7. For example, the editors of Economic Inquiry published "Economical Writing," as a lead article in 1985, and continue to emphasize their commitment to the message contained therein in their style guidelines to authors. Several top journals routinely publish Nobel lectures and presidential addresses as lead articles.

8. An anonymous referee suggested that the greater visibility of lead articles may lead to their being cited more than non-lead articles, irrespective of any implied qualitative judgements by the editor(s). We agree.

9. Since the log of zero is undefined, and we were reluctant to throw away the information derived from the 21 percent of our sample with article citations and/or authors' stock of citations equal to zero, we generated new variables for article citations and authors' stock of citations by adding one citation to the actual numbers for those two variables. We used the incremented citations variables in our regression analyses.

10. A detailed discussion of the ordered probit technique is presented by Maddala |13~.

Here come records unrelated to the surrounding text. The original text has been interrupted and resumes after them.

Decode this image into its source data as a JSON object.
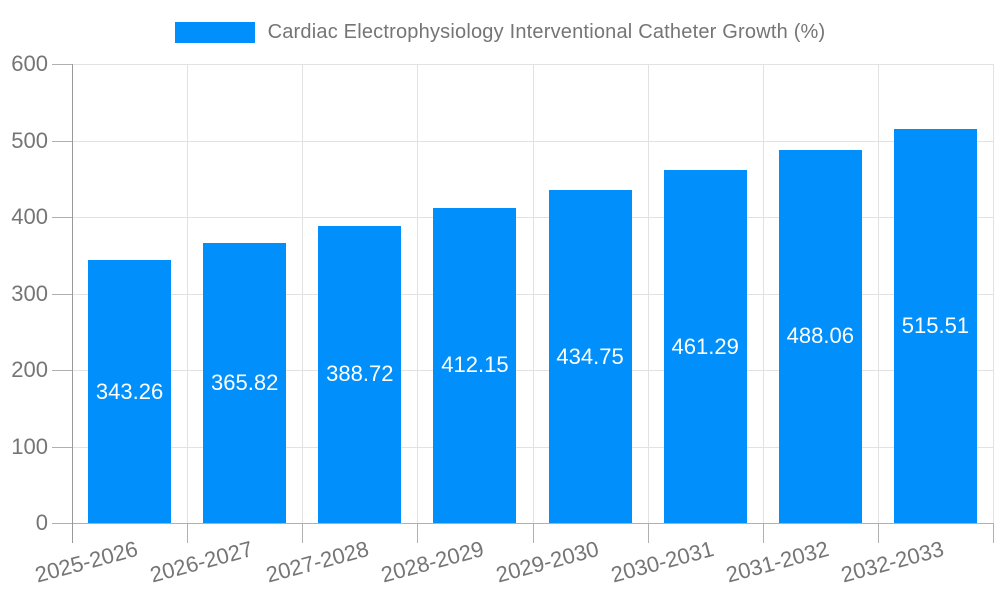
{
  "chart_data": {
    "type": "bar",
    "title": "Cardiac Electrophysiology Interventional Catheter Growth (%)",
    "categories": [
      "2025-2026",
      "2026-2027",
      "2027-2028",
      "2028-2029",
      "2029-2030",
      "2030-2031",
      "2031-2032",
      "2032-2033"
    ],
    "values": [
      343.26,
      365.82,
      388.72,
      412.15,
      434.75,
      461.29,
      488.06,
      515.51
    ],
    "value_labels": [
      "343.26",
      "365.82",
      "388.72",
      "412.15",
      "434.75",
      "461.29",
      "488.06",
      "515.51"
    ],
    "xlabel": "",
    "ylabel": "",
    "ylim": [
      0,
      600
    ],
    "yticks": [
      0,
      100,
      200,
      300,
      400,
      500,
      600
    ],
    "ytick_labels": [
      "0",
      "100",
      "200",
      "300",
      "400",
      "500",
      "600"
    ],
    "grid": true,
    "legend_position": "top",
    "x_label_rotation_deg": -15,
    "colors": {
      "bar": "#008FFB",
      "grid_line": "#e2e2e2",
      "axis_line": "#999999",
      "tick": "#b0b0b0",
      "label_text": "#757575",
      "value_text": "#ffffff",
      "background": "#ffffff"
    }
  }
}
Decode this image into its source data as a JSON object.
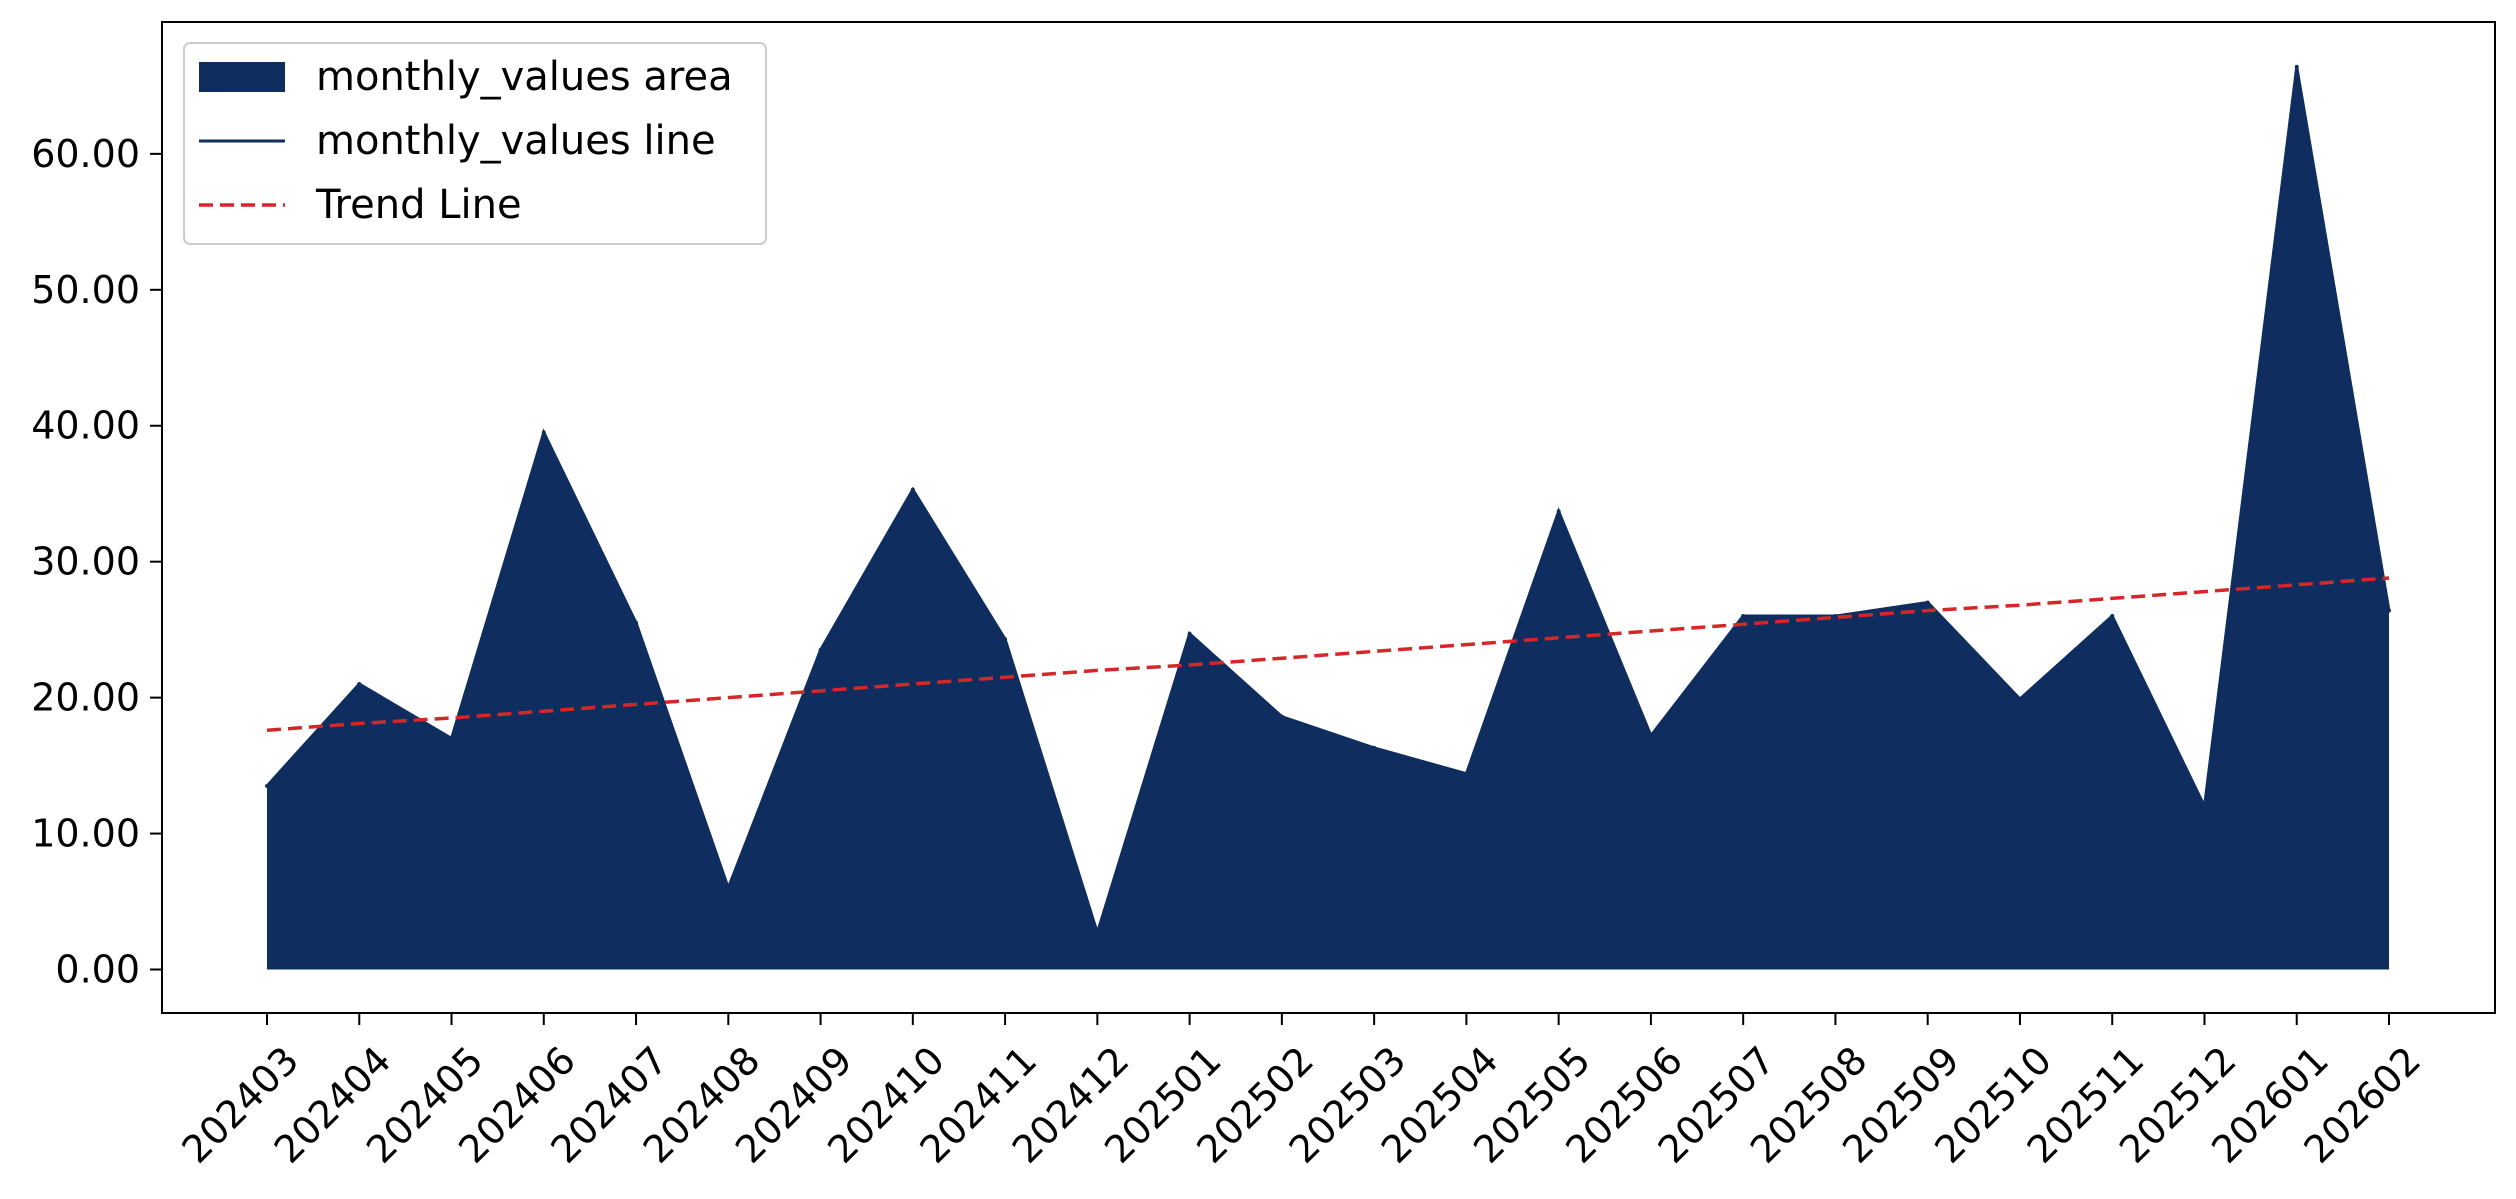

11. We investigated the possibility that the impact of some or all of our control variables differs by type of review process employed, by estimating separate regressions for the single-blind and the double-blind papers. Although large differences in coefficient estimates on certain variables were apparent, the only statistically significant difference, as determined by estimating equation (1) with review process interaction terms to all other explanatory variables, was on journal quality. The estimated impact of journal quality on citations was approximately twice as great for articles reviewed double-blind as for those reviewed single-blind. These results are available upon request.